Military ethics must be warlike.  In Herman Melville’s posthumous short novel Billy Budd, Captain Vere of the HMS Bellipotent tells his officers that the naval Mutiny Act takes its character from “the thing from which it derives - War.”  Whether we agree with the conclusion at which Vere is driving, which is that his officers must condemn Billy Budd to death for striking and killing Claggart, the corrupt Master at Arms who falsely accuses him of plotting mutiny, we may still concede that Vere here has a point, and one which may be extended to the aspects of military institutions and cultures in general.   Military organizations exist to fight battles and wars.  As Army strategist Harrison Summers put it, we kill people and we blow things up.  Military ethics, like military justice, must derive its nature from the thing it serves, or risk irrelevance and the indifference of those to whom it is directed.      

More than this, we are now engaged in war of a war of a particularly hazardous and unpredictable kind.
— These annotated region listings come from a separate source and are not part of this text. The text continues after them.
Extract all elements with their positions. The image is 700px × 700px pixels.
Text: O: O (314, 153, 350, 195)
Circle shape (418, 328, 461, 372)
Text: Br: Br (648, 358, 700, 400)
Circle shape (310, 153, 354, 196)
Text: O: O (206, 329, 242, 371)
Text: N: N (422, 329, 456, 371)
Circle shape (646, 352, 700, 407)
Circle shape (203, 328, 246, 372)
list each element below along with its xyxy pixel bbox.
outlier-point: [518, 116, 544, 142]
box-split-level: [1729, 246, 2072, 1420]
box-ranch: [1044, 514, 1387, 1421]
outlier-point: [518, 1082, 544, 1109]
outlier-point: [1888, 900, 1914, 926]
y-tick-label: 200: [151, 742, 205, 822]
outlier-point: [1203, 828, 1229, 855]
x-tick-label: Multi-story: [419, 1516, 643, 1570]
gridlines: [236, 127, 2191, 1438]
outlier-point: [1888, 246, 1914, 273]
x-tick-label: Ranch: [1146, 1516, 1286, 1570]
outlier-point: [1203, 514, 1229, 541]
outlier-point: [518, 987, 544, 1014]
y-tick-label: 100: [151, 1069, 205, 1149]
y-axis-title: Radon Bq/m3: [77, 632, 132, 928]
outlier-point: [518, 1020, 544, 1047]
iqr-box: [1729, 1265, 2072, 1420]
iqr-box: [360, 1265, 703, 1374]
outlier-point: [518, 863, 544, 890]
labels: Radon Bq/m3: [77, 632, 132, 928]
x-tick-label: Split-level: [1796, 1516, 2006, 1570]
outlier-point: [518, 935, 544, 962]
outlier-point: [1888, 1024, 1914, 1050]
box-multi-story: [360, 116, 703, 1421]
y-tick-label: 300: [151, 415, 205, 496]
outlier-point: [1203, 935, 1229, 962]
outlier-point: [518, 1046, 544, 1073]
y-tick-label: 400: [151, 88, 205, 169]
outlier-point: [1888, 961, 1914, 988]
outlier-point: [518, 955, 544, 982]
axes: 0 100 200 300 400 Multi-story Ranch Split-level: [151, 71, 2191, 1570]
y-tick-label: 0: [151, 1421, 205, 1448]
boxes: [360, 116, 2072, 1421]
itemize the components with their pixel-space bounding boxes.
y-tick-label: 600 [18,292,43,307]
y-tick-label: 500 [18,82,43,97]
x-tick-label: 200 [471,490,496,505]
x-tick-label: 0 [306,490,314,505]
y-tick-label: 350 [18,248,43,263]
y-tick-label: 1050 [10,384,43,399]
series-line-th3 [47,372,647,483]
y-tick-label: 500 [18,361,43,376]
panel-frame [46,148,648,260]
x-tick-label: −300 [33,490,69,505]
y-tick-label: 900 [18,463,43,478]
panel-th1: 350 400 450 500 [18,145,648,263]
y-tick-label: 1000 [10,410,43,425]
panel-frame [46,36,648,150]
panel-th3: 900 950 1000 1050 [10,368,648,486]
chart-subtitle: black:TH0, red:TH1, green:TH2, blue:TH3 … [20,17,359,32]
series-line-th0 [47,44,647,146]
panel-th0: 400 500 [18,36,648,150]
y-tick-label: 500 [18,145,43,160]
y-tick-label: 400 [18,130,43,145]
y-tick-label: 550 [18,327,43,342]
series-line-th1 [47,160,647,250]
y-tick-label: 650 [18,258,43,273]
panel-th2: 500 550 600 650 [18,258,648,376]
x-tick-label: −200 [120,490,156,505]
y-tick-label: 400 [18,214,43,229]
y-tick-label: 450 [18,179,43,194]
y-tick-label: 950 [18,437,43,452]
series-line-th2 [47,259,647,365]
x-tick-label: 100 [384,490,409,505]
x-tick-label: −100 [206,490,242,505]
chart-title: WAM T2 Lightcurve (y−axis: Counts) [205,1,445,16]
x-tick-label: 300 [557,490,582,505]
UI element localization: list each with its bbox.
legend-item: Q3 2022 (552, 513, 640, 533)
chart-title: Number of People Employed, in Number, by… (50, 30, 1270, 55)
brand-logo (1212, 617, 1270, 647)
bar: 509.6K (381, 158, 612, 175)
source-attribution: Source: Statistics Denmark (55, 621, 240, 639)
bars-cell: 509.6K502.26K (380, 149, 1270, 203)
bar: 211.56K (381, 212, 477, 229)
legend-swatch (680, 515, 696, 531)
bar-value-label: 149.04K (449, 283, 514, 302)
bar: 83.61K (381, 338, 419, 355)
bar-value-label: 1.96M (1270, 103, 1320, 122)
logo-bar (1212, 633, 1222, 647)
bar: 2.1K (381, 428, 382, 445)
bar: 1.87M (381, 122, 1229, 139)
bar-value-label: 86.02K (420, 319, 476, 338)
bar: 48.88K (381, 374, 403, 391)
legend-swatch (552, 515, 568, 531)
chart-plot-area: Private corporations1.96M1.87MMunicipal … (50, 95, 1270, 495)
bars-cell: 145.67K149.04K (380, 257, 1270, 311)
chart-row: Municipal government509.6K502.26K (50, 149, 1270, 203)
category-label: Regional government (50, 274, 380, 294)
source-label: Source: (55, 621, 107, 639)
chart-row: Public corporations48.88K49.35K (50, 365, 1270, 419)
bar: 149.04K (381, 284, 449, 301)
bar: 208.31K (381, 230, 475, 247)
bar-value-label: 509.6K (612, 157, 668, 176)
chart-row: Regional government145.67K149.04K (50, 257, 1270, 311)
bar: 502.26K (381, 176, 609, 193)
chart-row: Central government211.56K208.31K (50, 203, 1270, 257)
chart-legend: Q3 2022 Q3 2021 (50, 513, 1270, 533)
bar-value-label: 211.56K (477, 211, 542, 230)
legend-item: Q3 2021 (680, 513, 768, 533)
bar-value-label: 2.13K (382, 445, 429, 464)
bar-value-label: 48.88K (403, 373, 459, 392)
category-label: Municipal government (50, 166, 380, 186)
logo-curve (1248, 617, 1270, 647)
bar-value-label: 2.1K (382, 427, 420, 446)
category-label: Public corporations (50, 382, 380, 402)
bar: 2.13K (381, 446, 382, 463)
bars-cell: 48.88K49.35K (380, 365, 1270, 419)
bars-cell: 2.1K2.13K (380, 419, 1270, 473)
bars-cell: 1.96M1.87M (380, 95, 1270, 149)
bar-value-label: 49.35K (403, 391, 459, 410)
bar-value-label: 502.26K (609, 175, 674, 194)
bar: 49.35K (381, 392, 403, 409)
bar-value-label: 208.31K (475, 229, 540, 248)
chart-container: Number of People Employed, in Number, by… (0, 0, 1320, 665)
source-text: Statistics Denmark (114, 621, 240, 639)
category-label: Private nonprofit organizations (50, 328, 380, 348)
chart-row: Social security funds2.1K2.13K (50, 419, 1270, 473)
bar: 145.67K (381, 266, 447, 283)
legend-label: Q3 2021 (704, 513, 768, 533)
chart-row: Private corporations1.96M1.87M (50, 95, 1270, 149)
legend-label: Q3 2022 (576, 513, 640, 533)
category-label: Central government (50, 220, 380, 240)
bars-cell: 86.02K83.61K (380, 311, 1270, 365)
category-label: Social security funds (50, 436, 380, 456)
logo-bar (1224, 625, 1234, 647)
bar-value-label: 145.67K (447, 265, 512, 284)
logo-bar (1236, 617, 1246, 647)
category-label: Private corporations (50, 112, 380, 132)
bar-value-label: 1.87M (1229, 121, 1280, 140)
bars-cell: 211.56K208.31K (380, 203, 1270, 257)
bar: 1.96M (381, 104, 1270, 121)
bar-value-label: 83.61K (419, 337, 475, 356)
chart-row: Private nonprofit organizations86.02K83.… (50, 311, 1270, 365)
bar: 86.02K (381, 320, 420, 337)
It may that for our copy book headings we have to go back beyond our own history, to the early warfare that was sometimes internecine, not in the sense that it has acquired, of civil war, but in its original sense, war of destruction, in which war is fought on our own land and in our very homes.  The Homeland is a battleground, and this requires an ancient sense of the vulnerability of civilization.  Like the Greek city states which had barely and precariously emerged from the primitive “pig state,” referred to by Socrates and which were surrounded by unfriendly neighbors and a wilderness ready to claim them, we are engaged for the gains of this century and the last, the seeming but still unconfirmed  triumph of democracy and the open society, for the sake of those of we hold most dear. 

War is a unique, subjective sphere of human life.  We can approach an understanding of war through books, but except in a few rare cases, a Michael Gelven or Stephen Crane, something will always be missing from our consideration of war if we have not on at least one occasion  felt its sting, if we do not know its ceremonies, cares, and forms (this is to paraphrase Shakespeare’s Captain Fluellen, a real professional).  I will say that the next best thing to actual wartime service, which I understand is generally not available to the civilian ethicist, is a strong effort to engage in empathy with the soldier’s calling. 

Consider the soldier-philosophers.  Some of th greatest philosophy in history has arisen from experience of war, as the examples of Socrates, Descartes, and Wittgenstein may demonstrate.  Socrates was a distinguished soldier even in old age, and he bases his republic on a class of guardians drawn from the ranks of the military.  This might have been a consequence of his obvious regard for the military men of his own time, like the strategos,  General Laches.  Descartes is supposed to have conceived his first philosophy while on military campaign as he warmed himself inside a dutch oven.  Wittgenstein served as a soldier in the Austrian army during World War I, rising to the rank of lieutenant.  His experience of military service resulted in his turning from pure logic to the more ethical slant of the Tractatus and his later writings.  He continued to value his own service as a soldier, encouraging his American protégé Malcolm to see service in the US Navy in World War II as useful to him as a philosopher.  Philosophers and ethicists who work in this bloody field and who have not had the terrible good fortune to participate must try to understand what kind of business this is.


[1] From the poem of that title by Edward Thomas.